Ahmet Guvener, pastor of the Diyarbakir Protestant Church for the last 16 years, said losing Mattix has left them ill-equipped to do so.

“This is leaving us in a really difficult position,” he told World Watch Monitor, “because we don’t have a religious worker and in Turkey it is forbidden to train our own [Christian] theologians. We invite foreign Christian workers, but here we encounter serious residency problems and we are left at a loss as to what to do.”

The troubles for Mattix began in September 2012, when undercover police attended a Sunday-morning service at the church. Four months later, in January, Mattix was fined 679 Turkish lira (US $352) for “illegal work.” Diyarbakir Church was fined 6,795 lira ($3,530) for employing Mattix illegally.

“The police came and observed our service and in their internal police report said: ‘Jerry Ian Mattix preached for 30 minutes and then prayed.’ That was ‘work’ for them,” Guvener said.

A lawyer for the church is appealing the fines, claiming Mattix is a self-supporting volunteer who has never been paid by the church for his ministry involvement.

For the last 12 years Mattix and his family have resided in Turkey under a long-term residency visa, as do most foreigners who are not employed with a formal work permit. Renewal of the residency visa was refused in November 2012, prompting his church sponsors to seek a religious-worker visa for him.

There are very few known cases of foreigners living in Turkey under religious-worker visas, although the law in theory permits churches to hire foreigners.

“We want Jerry as a religious worker to serve here, and though we applied for the appropriate visas for him, the authorities refused him [in April and June],” Guvener said. “On top, they fined us [in January], which means the government had already made a decision.”

It wasn’t until Mattix tried to enter Turkey at Ataturk International Airport in June that he discovered from police that he had been officially blacklisted, on two counts. The first was his fine for “working,” which he had already paid. The second alleged Mattix was involved in activities that threaten national security.

“In other words, they had declared me an enemy of the state, on a par with terrorists,” he said.

Mattix said he also learned that the second count against him had been placed on March 29, prior to the government’s first denial of a religious-worker visa.

“For 12 years he never did anything but be a peaceful man,” pastor Guvener said. “But when he applied for the ‘religious worker’ status, the government had already decided he was a national threat to the point that they blacklisted him, with no chance of him returning to the country indefinitely.”

The church’s lawyer asked the government why Mattix had been blacklisted, denied a visa and denied entry to Turkey. In response, the police sent a letter that avoided those questions and invited the American to apply for an appropriate visa.

Mattix and Guvener said they believe the deportation of Christian foreigners could spread across the country.

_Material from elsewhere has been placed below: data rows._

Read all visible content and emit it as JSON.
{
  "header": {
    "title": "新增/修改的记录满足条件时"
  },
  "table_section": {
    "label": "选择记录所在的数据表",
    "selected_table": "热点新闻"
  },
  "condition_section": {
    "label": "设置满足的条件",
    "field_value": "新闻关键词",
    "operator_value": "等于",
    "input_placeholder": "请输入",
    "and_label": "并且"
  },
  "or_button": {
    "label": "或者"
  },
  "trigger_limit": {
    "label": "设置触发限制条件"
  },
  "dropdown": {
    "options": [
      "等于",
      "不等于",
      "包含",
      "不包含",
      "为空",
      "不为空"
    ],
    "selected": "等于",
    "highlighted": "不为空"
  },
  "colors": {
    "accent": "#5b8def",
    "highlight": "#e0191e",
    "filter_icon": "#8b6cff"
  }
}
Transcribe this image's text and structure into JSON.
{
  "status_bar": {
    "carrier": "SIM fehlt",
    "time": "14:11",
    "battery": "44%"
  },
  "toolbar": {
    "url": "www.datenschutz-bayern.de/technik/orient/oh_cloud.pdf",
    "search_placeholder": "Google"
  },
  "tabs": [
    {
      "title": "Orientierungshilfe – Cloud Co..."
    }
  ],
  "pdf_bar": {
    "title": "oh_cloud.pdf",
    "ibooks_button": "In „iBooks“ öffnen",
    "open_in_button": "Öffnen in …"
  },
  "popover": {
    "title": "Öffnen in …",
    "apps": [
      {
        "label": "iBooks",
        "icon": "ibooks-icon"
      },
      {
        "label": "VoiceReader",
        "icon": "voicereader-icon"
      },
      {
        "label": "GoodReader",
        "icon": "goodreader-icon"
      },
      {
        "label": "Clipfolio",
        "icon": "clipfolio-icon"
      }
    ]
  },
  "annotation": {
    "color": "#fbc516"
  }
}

“All in all it seems like a planned and systematic effort to root out foreign Christians who are ministering alongside local Turkish Christians, especially in the eastern provinces,” Mattix said.

“It is the easiest and most natural place to begin this purging,” he said, “because there are fewer foreigners in the eastern provinces and the region in general is rife with political tensions, which serve as ample justification for this type of cleansing.”

Guvener said he fears for the future of the local churches in the southeast.

“There is a discomfort with foreign Christians here, and slowly they will clean them out. In the end the churches in the east will become weak and scattered, because there are no mature Christian workers among us.”

There are an estimated 4,500 Protestant Christian Turks living in Turkey, concentrated mostly in Istanbul. The church in Diyarbakir claims 80 members who are converts to Christianity. It is located in a traditionally Christian district of Diyarbakir, on the same street as the Syrian Orthodox community’s Virgin Mary Church. Today about 2,000 Syriac Christians still reside in their traditional homelands in the southeast. More than 15,000 others have moved to Istanbul in recent decades. The city was once also home to a bustling Armenian community.